A human life cycle includes all stages of life from the birth of parents to the birth of their children. The cycle is also known as a generation. Many parasites have complex life cycles. This parasitic invertebrate is a flatworm that infects both humans and pigs. The life cycle begins when people eat infected and improperly cooked pork. The tapeworms develop, reach adulthood, and lay eggs in the human intestine. The fertilized eggs are then released with human wastes. The fertilized eggs develop into larvae inside the pig. Larvae are an immature stage of tapeworms. If a human eats the infected pork the cycle is repeated. Human diseases can be controlled. Parasitic invertebrates have caused much human suffering and death around the world. Understanding the life cycles of parasites has helped to control the diseases that they cause.

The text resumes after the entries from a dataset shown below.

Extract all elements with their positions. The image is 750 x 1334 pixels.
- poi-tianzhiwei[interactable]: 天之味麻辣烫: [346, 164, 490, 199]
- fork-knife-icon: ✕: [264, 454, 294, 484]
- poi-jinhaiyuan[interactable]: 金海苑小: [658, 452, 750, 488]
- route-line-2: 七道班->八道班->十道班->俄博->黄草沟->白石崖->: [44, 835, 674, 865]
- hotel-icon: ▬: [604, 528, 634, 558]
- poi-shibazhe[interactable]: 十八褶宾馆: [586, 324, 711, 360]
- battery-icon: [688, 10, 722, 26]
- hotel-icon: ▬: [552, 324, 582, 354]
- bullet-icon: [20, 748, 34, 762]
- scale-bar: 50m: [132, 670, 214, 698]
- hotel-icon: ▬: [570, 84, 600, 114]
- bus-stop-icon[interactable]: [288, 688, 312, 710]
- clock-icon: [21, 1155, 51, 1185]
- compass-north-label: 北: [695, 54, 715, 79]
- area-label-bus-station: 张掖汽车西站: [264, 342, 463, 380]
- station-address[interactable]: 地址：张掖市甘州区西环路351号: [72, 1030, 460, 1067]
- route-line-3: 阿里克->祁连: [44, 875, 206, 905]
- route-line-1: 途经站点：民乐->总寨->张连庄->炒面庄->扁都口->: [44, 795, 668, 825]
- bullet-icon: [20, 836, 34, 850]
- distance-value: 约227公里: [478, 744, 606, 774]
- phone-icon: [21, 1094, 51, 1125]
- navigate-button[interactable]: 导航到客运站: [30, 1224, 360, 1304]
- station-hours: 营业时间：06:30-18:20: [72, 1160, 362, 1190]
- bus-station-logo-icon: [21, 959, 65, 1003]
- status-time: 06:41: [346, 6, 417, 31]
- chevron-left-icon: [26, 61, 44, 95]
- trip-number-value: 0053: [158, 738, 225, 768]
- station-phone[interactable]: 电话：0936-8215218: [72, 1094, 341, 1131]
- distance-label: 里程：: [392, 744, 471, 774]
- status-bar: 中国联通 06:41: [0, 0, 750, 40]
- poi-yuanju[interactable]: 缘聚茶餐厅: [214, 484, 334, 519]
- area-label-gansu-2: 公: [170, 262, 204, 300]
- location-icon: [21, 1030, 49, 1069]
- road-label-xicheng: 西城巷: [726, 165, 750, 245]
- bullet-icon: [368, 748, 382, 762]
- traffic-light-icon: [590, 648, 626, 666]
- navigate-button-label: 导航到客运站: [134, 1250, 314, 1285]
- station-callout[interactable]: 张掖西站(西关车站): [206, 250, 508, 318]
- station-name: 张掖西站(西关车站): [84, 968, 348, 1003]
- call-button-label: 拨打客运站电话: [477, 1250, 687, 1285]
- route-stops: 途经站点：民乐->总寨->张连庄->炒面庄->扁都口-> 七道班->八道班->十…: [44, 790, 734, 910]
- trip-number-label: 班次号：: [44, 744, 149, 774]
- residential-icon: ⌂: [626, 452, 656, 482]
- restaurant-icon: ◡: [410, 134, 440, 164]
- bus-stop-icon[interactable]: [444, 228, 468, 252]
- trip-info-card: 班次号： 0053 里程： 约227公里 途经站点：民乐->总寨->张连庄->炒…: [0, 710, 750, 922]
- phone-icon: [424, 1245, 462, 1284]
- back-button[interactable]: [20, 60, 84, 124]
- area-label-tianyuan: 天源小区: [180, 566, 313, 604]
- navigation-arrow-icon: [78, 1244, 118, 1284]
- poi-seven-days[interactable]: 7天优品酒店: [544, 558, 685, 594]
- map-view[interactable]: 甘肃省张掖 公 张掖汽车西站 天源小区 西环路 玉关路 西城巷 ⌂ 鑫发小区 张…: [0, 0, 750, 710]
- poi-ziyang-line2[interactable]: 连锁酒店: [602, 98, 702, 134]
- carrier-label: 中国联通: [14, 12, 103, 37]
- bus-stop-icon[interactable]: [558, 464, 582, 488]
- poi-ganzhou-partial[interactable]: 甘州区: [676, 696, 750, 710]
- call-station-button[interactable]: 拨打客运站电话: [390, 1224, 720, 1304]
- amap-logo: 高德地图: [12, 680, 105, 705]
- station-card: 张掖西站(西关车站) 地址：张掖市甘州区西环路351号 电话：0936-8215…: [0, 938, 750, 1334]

You can be sure you never get a pork tapeworm by making certain that you don’t eat undercooked pork. Other ways to control pork tapeworms include disposing of human sewage carefully, inspecting meat, feeding hogs properly and treating people who already have tapeworms. Some parasitic invertebrate enters body when it burrows through the skin of the human foot. The life cycle can be broken by wearing shoes and by making sure human wastes don’t get in the soil.
Flukes belong to the class Trematoda. Flukes are parasites and are a serious health hazard in many areas of the world. Many kinds of flukes cause serious and even fatal diseases. Many flukes for years have a single host. Mature flukes have no cilia. Instead their skin is covered with a thick protective coating called cuticle, which prevents the host from digesting them. Flukes have a complex life cycle often involving two or more hosts. For example, the liver fluke spends the most of its life in the digestive tract of a sheep or other vertebrate. There are fluke lays of eggs, many of which are carried out of a sheep’s body in its feces, or solid wastes.